Experience is the worst teacher
Posted by Bob on June 30, 2003
In Reply to: Experience is the best teacher posted by ESC on June 29, 2003
: : hi please help me with this assignment what is the meaning of the proverb experience is the best teacher?
: Most people learn more by doing something than by reading about it.
: EXPERIENCE IS THE BEST TEACHER - "The great Roman leader Julius Caesar recorded the earliest known version of this proverb, 'Experience is the teacher of all things,' in 'De Bello Civili' (c. 52 B.C.). Over a century later, the Roman author Pliny the Elder in 'Naturalis Historia' (A.D. 77) wrote, 'Experience is the most efficient teacher of all things,' and the Roman historian Tacitus said simply, 'Experience teaches,' in his 'Histories' (c. 209). The earliest English rendering appeared in 1539 as 'Experience is mother of prudence,' which was included in Richard Taverner's 'Proverbes or Adagies.'.the exact wording, 'Experience is the best teacher,' appeared in the 'Widow Bedott Papers' by Frances M. Whitcher." From Wise Words and Wives' Tales: The Origins, Meanings and Time-Honored Wisdom of Proverbs and Folk Sayings Olde and New; by Stuart Flexner and Doris Flexner (Avon Books, New York, 1993).
: Another source gives the meaning and a later date for the first English rendering: "One learns more from experience than from books. The proverb has been traced back to 'The Schoolmaster' by Roger Ascham and comes from the L*tin phrase 'experiential docent' meaning 'experience teaches.' Water Scott (1854-1900) disagrees with the proverb, saying that 'experience is the name every one gives tho their mistakes.'." From Random House Dictionary of Popular Proverbs and Sayings by Gregory Y. Titelman (Random House, New York, 1996).
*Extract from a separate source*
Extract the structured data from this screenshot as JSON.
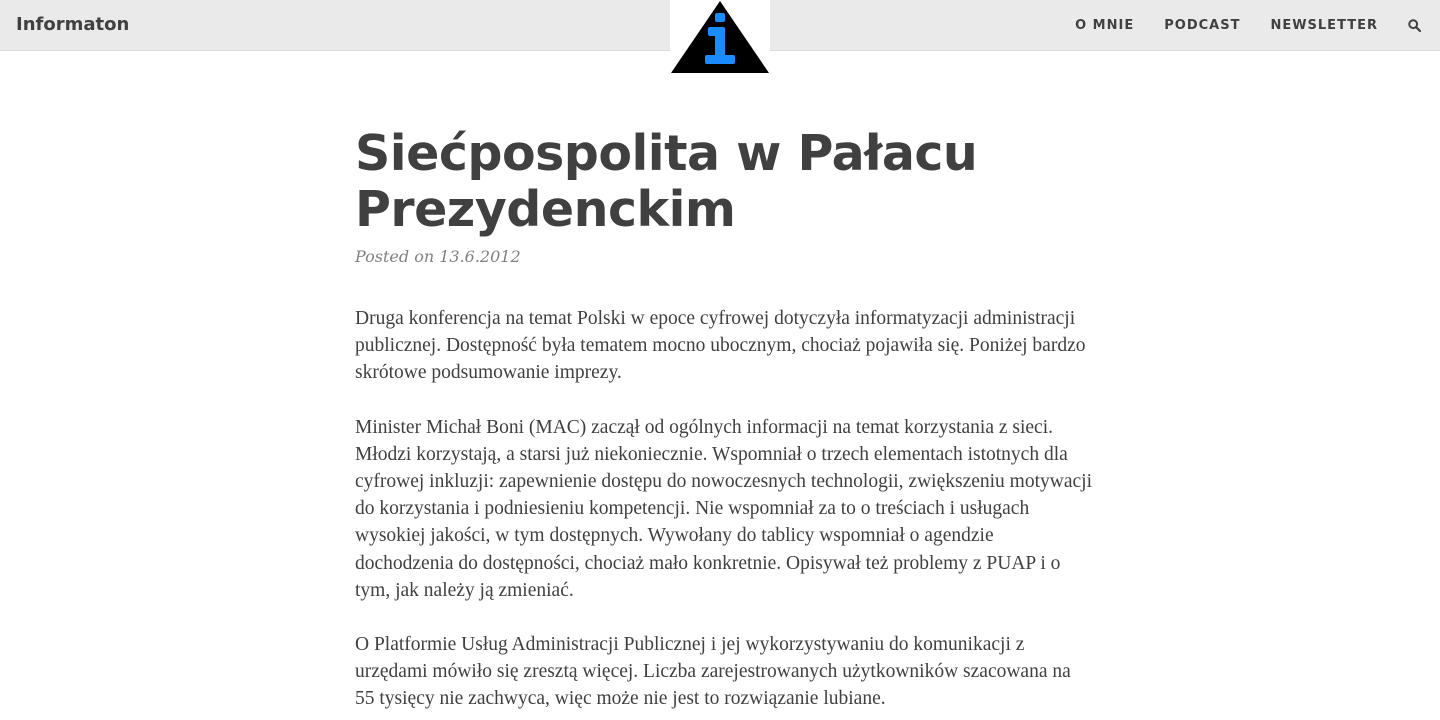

The old joke says "Experience is the worst teacher. You get the
test first, and the lesson after." And that little jest has more
than a grain of truth. Many people assume, as you do, that you learn
by doing, that reading is a poor substitute. But reading allows
you to learn how many people in many different circumstances have
lived their lives and dealt with the complexities of life. You get
to experience what it is like to be another person, to live in different
centuries, to be old, or young. or dying or in battle. The really
important lessons of life have been explored and re-told for centuries.
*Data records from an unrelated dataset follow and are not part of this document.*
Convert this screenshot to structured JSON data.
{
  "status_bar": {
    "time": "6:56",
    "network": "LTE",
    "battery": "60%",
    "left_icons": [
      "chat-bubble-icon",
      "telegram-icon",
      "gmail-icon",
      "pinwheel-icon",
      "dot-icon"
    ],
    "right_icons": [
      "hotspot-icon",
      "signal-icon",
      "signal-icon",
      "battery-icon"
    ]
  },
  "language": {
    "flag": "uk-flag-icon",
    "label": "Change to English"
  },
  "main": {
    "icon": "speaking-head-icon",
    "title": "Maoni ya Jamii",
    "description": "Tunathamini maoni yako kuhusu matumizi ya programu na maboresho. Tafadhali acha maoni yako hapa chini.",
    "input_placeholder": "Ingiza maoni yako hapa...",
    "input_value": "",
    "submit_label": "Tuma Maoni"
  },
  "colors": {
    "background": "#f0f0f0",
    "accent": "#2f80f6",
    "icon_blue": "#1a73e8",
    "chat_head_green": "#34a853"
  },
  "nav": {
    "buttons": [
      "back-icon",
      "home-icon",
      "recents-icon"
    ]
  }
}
Why should you blunder ahead and make the same mistakes others have
made (for the "experience") when a thousand books can bring you
the wisdom to make wiser choices. Learning trivial things (how to
tie shoelaces) are probably best learned first hand - but the really
big things, how to think or love or be kind or value what's important
- first get some advice from Shakespeare and Moliere, from Dickens
and Updike, from Frost and
Tolstoy and a thousand others.
Here's a practical suggestion: read "Catch 22" and "Red Badge of
Courage" and "All Quiet on the Western Front" and you will never
have to experience war first hand to know it.